- Unsecured lending could help solve the financing problem for UK businesses caught in the “missing middle”
- Helping these firms to grow will boost productivity across the economy
ONS figures show that labour productivity, as measured by output per hour, for quarter three (July to Sept) 2019 has risen by just 0.1% compared with the same quarter in 2018. This follows four previous quarters of contraction.
Services saw a rise in labour productivity of 0.1% compared with the same quarter in the previous year. In contrast, manufacturing saw a 1.9% decrease.
Dominic Buch, managing partner and co-founder of SME credit specialist Caple, said: “Access to the right kind of finance is the key to solving productivity as that is what helps small firms become medium-sized businesses. The data shows that growing smaller firms into medium-sized firms delivers the largest increases in productivity. Unfortunately, too many small firms struggle to grow because they can’t access suitable finance, which hampers their productivity.

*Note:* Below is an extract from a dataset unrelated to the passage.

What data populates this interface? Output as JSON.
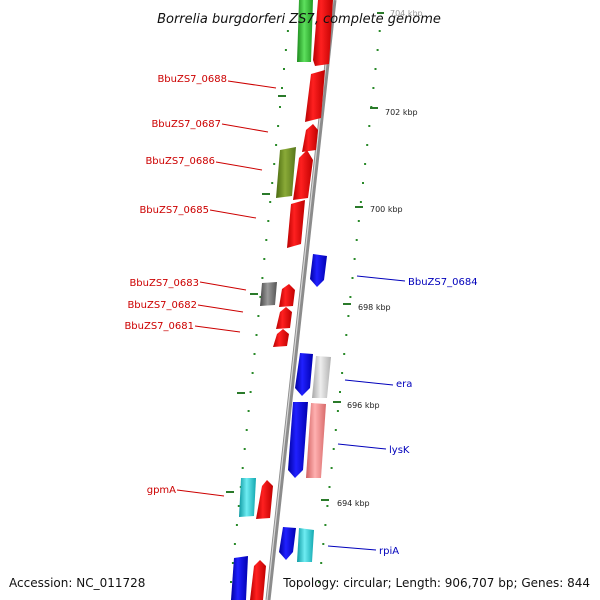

“To tackle productivity, growing firms need lending that is fit for purpose. Very often that might mean additional unsecured funding that sits alongside traditional bank lending.
“Instead of focusing on a business’s physical assets, lenders must look at the future cash flows an individual business will generate. Genuinely unsecured lending which is based on these future cash flows will help small firms become medium-sized businesses, boosting productivity across the economy.”